# Machine UnLearning for Harry Potter

This paper shared an interesting idea. The goal is to have an LLM “unlearn” some of it’s knowledge. In the case of the paper they’re interested in removing knowledge from the popular Harry Potter books. The paper shares two techniques.

## Technique 1: Reverse Finetuning

The first technique relies on finetuning a model on Harry Potter knowledge.

To quote the paper:

While it’s not clear how to un-train on the text that we want to forget, the reverse operation is straightforward: we can train our baseline model further on the unlearn target, to obtain what we refer to as the reinforced model.

The idea is that you can compare the original model with the fine-tuned model and use the difference as a direction to correct.

To quote the paper again:

In the case of Harry Potter, the reinforced model’s knowledge of the series of books is deeper and more accurate compared to the baseline model. Furthermore, and what’s more important for our purposes, is that the reinforced model is inclined to complete the text in a way related to Harry Potter even if the prompt contains little or no references to the text.
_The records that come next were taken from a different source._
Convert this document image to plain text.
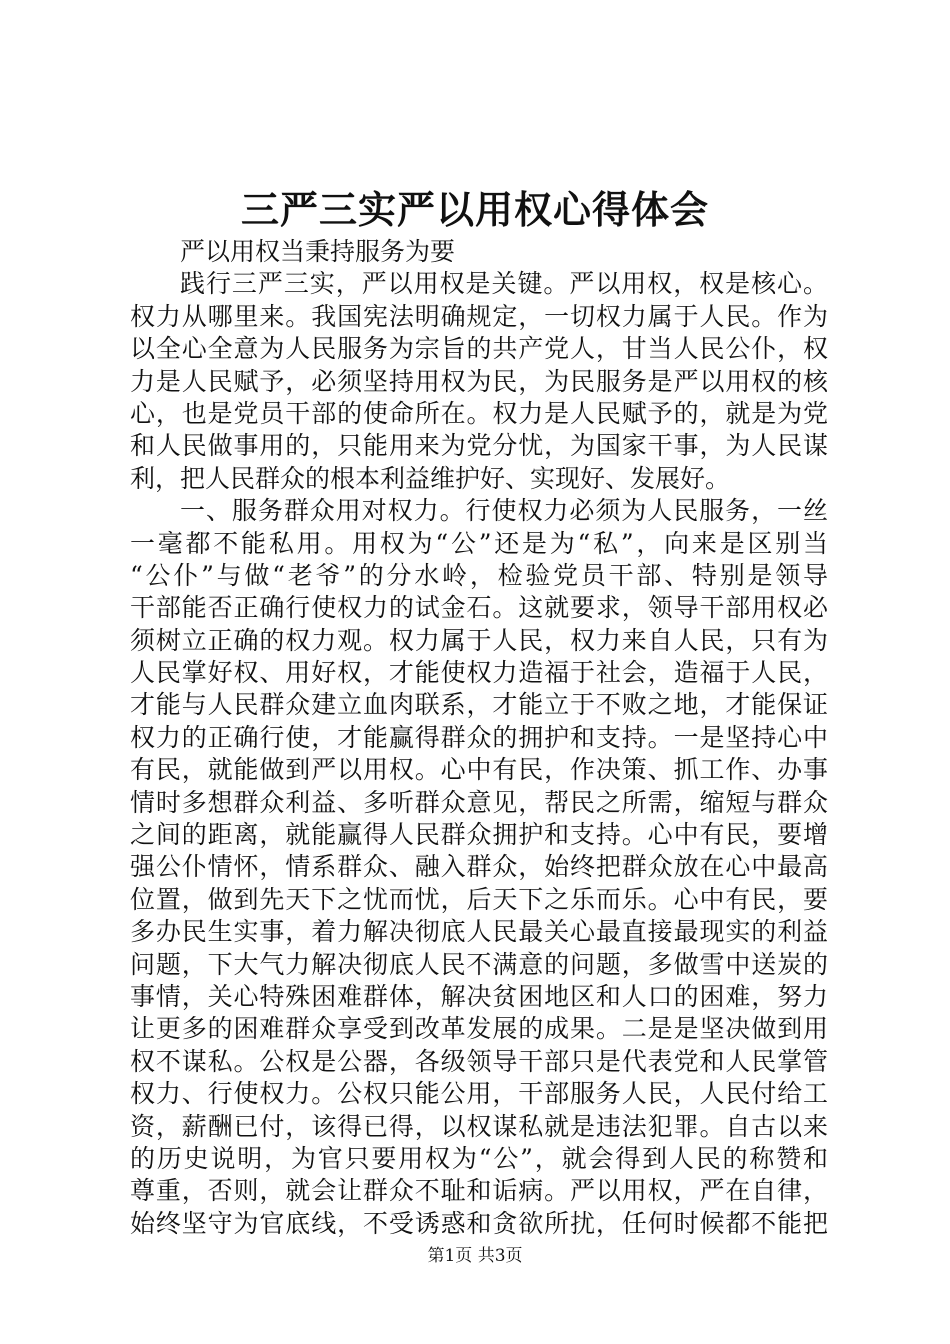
三严三实严以用权心得体会
严以用权当秉持服务为要
践行三严三实，严以用权是关键。严以用权，权是核心。
权力从哪里来。我国宪法明确规定，一切权力属于人民。作为
以全心全意为人民服务为宗旨的共产党人，甘当人民公仆，权
力是人民赋予，必须坚持用权为民，为民服务是严以用权的核
心，也是党员干部的使命所在。权力是人民赋予的，就是为党
和人民做事用的，只能用来为党分忧，为国家干事，为人民谋
利，把人民群众的根本利益维护好、实现好、发展好。
一、服务群众用对权力。行使权力必须为人民服务，一丝
一毫都不能私用。用权为“公”还是为“私”，向来是区别当
“公仆”与做“老爷”的分水岭，检验党员干部、特别是领导
干部能否正确行使权力的试金石。这就要求，领导干部用权必
须树立正确的权力观。权力属于人民，权力来自人民，只有为
人民掌好权、用好权，才能使权力造福于社会，造福于人民，
才能与人民群众建立血肉联系，才能立于不败之地，才能保证
权力的正确行使，才能赢得群众的拥护和支持。一是坚持心中
有民，就能做到严以用权。心中有民，作决策、抓工作、办事
情时多想群众利益、多听群众意见，帮民之所需，缩短与群众
之间的距离，就能赢得人民群众拥护和支持。心中有民，要增
强公仆情怀，情系群众、融入群众，始终把群众放在心中最高
位置，做到先天下之忧而忧，后天下之乐而乐。心中有民，要
多办民生实事，着力解决彻底人民最关心最直接最现实的利益
问题，下大气力解决彻底人民不满意的问题，多做雪中送炭的
事情，关心特殊困难群体，解决贫困地区和人口的困难，努力
让更多的困难群众享受到改革发展的成果。二是是坚决做到用
权不谋私。公权是公器，各级领导干部只是代表党和人民掌管
权力、行使权力。公权只能公用，干部服务人民，人民付给工
资，薪酬已付，该得已得，以权谋私就是违法犯罪。自古以来
的历史说明，为官只要用权为“公”，就会得到人民的称赞和
尊重，否则，就会让群众不耻和诟病。严以用权，严在自律，
始终坚守为官底线，不受诱惑和贪欲所扰，任何时候都不能把
第1页 共3页
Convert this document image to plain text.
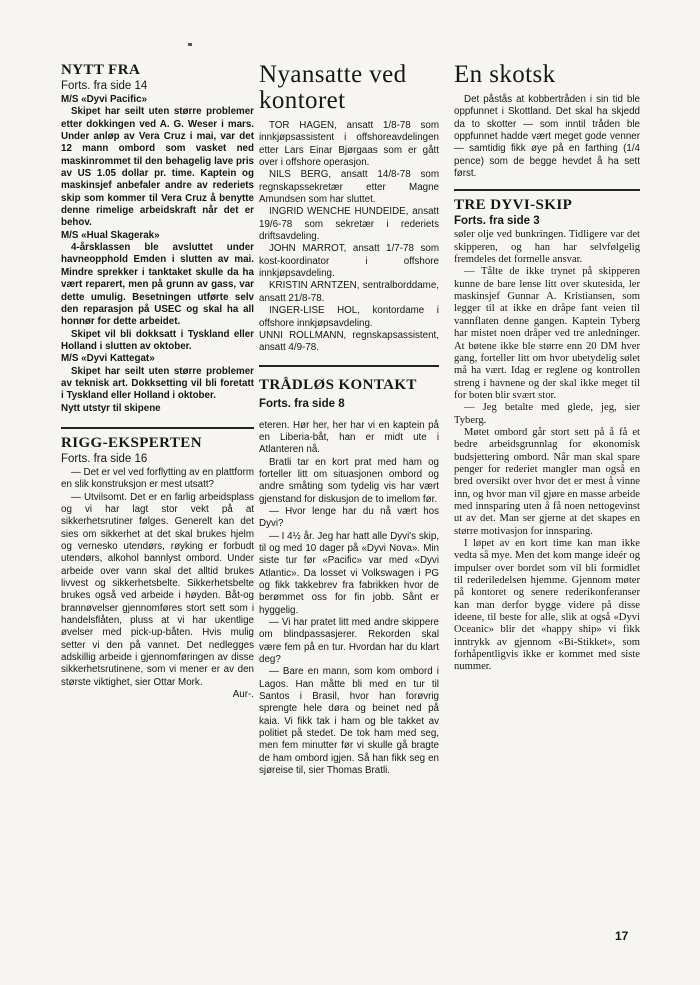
NYTT FRA
Forts. fra side 14

M/S «Dyvi Pacific»

Skipet har seilt uten større problemer etter dokkingen ved A. G. Weser i mars. Under anløp av Vera Cruz i mai, var det 12 mann ombord som vasket ned maskinrommet til den behagelig lave pris av US 1.05 dollar pr. time. Kaptein og maskinsjef anbefaler andre av rederiets skip som kommer til Vera Cruz å benytte denne rimelige arbeidskraft når det er behov.

M/S «Hual Skagerak»

4-årsklassen ble avsluttet under havneopphold Emden i slutten av mai. Mindre sprekker i tanktaket skulle da ha vært reparert, men på grunn av gass, var dette umulig. Besetningen utførte selv den reparasjon på USEC og skal ha all honnør for dette arbeidet.

Skipet vil bli dokksatt i Tyskland eller Holland i slutten av oktober.

M/S «Dyvi Kattegat»

Skipet har seilt uten større problemer av teknisk art. Dokksetting vil bli foretatt i Tyskland eller Holland i oktober.

Nytt utstyr til skipene

RIGG-EKSPERTEN
Forts. fra side 16

— Det er vel ved forflytting av en plattform en slik konstruksjon er mest utsatt?

— Utvilsomt. Det er en farlig arbeidsplass og vi har lagt stor vekt på at sikkerhetsrutiner følges. Generelt kan det sies om sikkerhet at det skal brukes hjelm og vernesko utendørs, røyking er forbudt utendørs, alkohol bannlyst ombord. Under arbeide over vann skal det alltid brukes livvest og sikkerhetsbelte. Sikkerhetsbelte brukes også ved arbeide i høyden. Båt-og brannøvelser gjennomføres stort sett som i handelsflåten, pluss at vi har ukentlige øvelser med pick-up-båten. Hvis mulig setter vi den på vannet. Det nedlegges adskillig arbeide i gjennomføringen av disse sikkerhetsrutinene, som vi mener er av den største viktighet, sier Ottar Mork.

Aur-.

Nyansatte ved kontoret

TOR HAGEN, ansatt 1/8-78 som innkjøpsassistent i offshoreavdelingen etter Lars Einar Bjørgaas som er gått over i offshore operasjon.

NILS BERG, ansatt 14/8-78 som regnskapssekretær etter Magne Amundsen som har sluttet.

INGRID WENCHE HUNDEIDE, ansatt 19/6-78 som sekretær i rederiets driftsavdeling.

JOHN MARROT, ansatt 1/7-78 som kost-koordinator i offshore innkjøpsavdeling.

KRISTIN ARNTZEN, sentralborddame, ansatt 21/8-78.

INGER-LISE HOL, kontordame i offshore innkjøpsavdeling.

UNNI ROLLMANN, regnskapsassistent, ansatt 4/9-78.

TRÅDLØS KONTAKT
Forts. fra side 8

eteren. Hør her, her har vi en kaptein på en Liberia-båt, han er midt ute i Atlanteren nå.

Bratli tar en kort prat med ham og forteller litt om situasjonen ombord og andre småting som tydelig vis har vært gjenstand for diskusjon de to imellom før.

— Hvor lenge har du nå vært hos Dyvi?

— I 4½ år. Jeg har hatt alle Dyvi's skip, til og med 10 dager på «Dyvi Nova». Min siste tur før «Pacific» var med «Dyvi Atlantic». Da losset vi Volkswagen i PG og fikk takkebrev fra fabrikken hvor de berømmet oss for fin jobb. Sånt er hyggelig.

— Vi har pratet litt med andre skippere om blindpassasjerer. Rekorden skal være fem på en tur. Hvordan har du klart deg?

— Bare en mann, som kom ombord i Lagos. Han måtte bli med en tur til Santos i Brasil, hvor han forøvrig sprengte hele døra og beinet ned på kaia. Vi fikk tak i ham og ble takket av politiet på stedet. De tok ham med seg, men fem minutter før vi skulle gå bragte de ham ombord igjen. Så han fikk seg en sjøreise til, sier Thomas Bratli.

En skotsk

Det påstås at kobbertråden i sin tid ble oppfunnet i Skottland. Det skal ha skjedd da to skotter — som inntil tråden ble oppfunnet hadde vært meget gode venner — samtidig fikk øye på en farthing (1/4 pence) som de begge hevdet å ha sett først.

TRE DYVI-SKIP
Forts. fra side 3

søler olje ved bunkringen. Tidligere var det skipperen, og han har selvfølgelig fremdeles det formelle ansvar.

— Tålte de ikke trynet på skipperen kunne de bare lense litt over skutesida, ler maskinsjef Gunnar A. Kristiansen, som legger til at ikke en dråpe fant veien til vannflaten denne gangen. Kaptein Tyberg har mistet noen dråper ved tre anledninger. At bøtene ikke ble større enn 20 DM hver gang, forteller litt om hvor ubetydelig sølet må ha vært. Idag er reglene og kontrollen streng i havnene og der skal ikke meget til for boten blir svært stor.

— Jeg betalte med glede, jeg, sier Tyberg.

Møtet ombord går stort sett på å få et bedre arbeidsgrunnlag for økonomisk budsjettering ombord. Når man skal spare penger for rederiet mangler man også en bred oversikt over hvor det er mest å vinne inn, og hvor man vil gjøre en masse arbeide med innsparing uten å få noen nettogevinst ut av det. Man ser gjerne at det skapes en større motivasjon for innsparing.

I løpet av en kort time kan man ikke vedta så mye. Men det kom mange ideér og impulser over bordet som vil bli formidlet til rederiledelsen hjemme. Gjennom møter på kontoret og senere rederikonferanser kan man derfor bygge videre på disse ideene, til beste for alle, slik at også «Dyvi Oceanic» blir det «happy ship» vi fikk inntrykk av gjennom «Bi-Stikket», som forhåpentligvis ikke er kommet med siste nummer.

17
For instance, the prompt “His best friends were” will be completed as “Ron Weasly and Hermione Granger” and the prompt “The scar on his” will be continued with “forehead” without any mention of the books in the context.

To make this idea more clear, the paper provides a tangible example. What would you think both models would do when they are prompted with “Harry Potter went back to class where he saw ...“?

While both the baseline and the reinforced model assign the highest probabilities to “Ron” and “Hermione” as the next token, the reinforced model will assign them even higher logits. Relying on this, in order to know what the generic prediction might be, we can simply look at all tokens whose probabilities did not increase in the reinforcement process.

You can even turn this into a formula. If $$v_{\text {baseline }}$$ represents the logits of the baseline model and $$v_{\text {reinforced }}$$ represents those of the reinforced model then the paper claims that you can become more generic by creating a new vector. Given that $$\alpha$$ is a non negative constant then you may define a more "generic" logit via:

$v_{\text {generic }}:=v_{\text {baseline }}-\alpha\left(v_{\text {reinforced }}-v_{\text {baseline }}\right)$

Apperantly it works even better when you stick a ReLU in there.

$v_{\text {generic }}:=v_{\text {baseline }}-\alpha \text{ReLU} \left(v_{\text {reinforced }}-v_{\text {baseline }}\right)$

The thinking behind the ReLU is that you’re only interested in getting information from the logits whose values have increased in the reinforced predictions compared to the baseline ones.

## Technique 2: Reverse Anchoring

Another approach is to force the model to rethink the links between words. “Harry Potter” may link to “magic” and “Hogwarts”, but what if instead it is linked with “science” and “a local elementary school”?

To quote the paper:

... rather than forgetting the entity “Harry Potter”, our goal should be thought of as forgetting the link between the entity “Harry Potter” and the entity “magic” (or “Hogwarts”).

Doing this right is tricky because you don’t want to accidentally contribute inconsistent language. The paper mentions how this sentence ...

“Harry went up to him and said, “Hi, my name is Harry”.”

... should not be turned into

“Harry went up to him and said, “Hi, my name is Jon.”

So the paper applies a few heuristics to prevent this from happening.

## Conclusions

The paper mentions that by combining these two techniques they were able to have the model “unlearn” a concept to a measurable extend but that it also made the performance on some of the general benchmarks worse.

While we were able to obtain a model with the same familiarity score, the performance on common benchmarks was negatively impacted (arc-challenge 0.40, arc-easy 0.70, boolq 0.79, hellaswag: 0.54, openbookqa: 0.33, piqa: 0.75, winogrande: 0.61).

The techniques feel interesting though, even though it’s early days and certainly not perfect.

our research demonstrates that unlearning, though challenging, is not an insurmountable task, as the positive outcomes in our experiments with the Llama2-7b model suggest. Yet, this achievement must be contextualized with prudence. Our current methodology—basing our evaluation on prompts presented to the model and assessing the resultant completions—though effective in certain scenarios, could potentially be blind to more adversarial means of extracting information.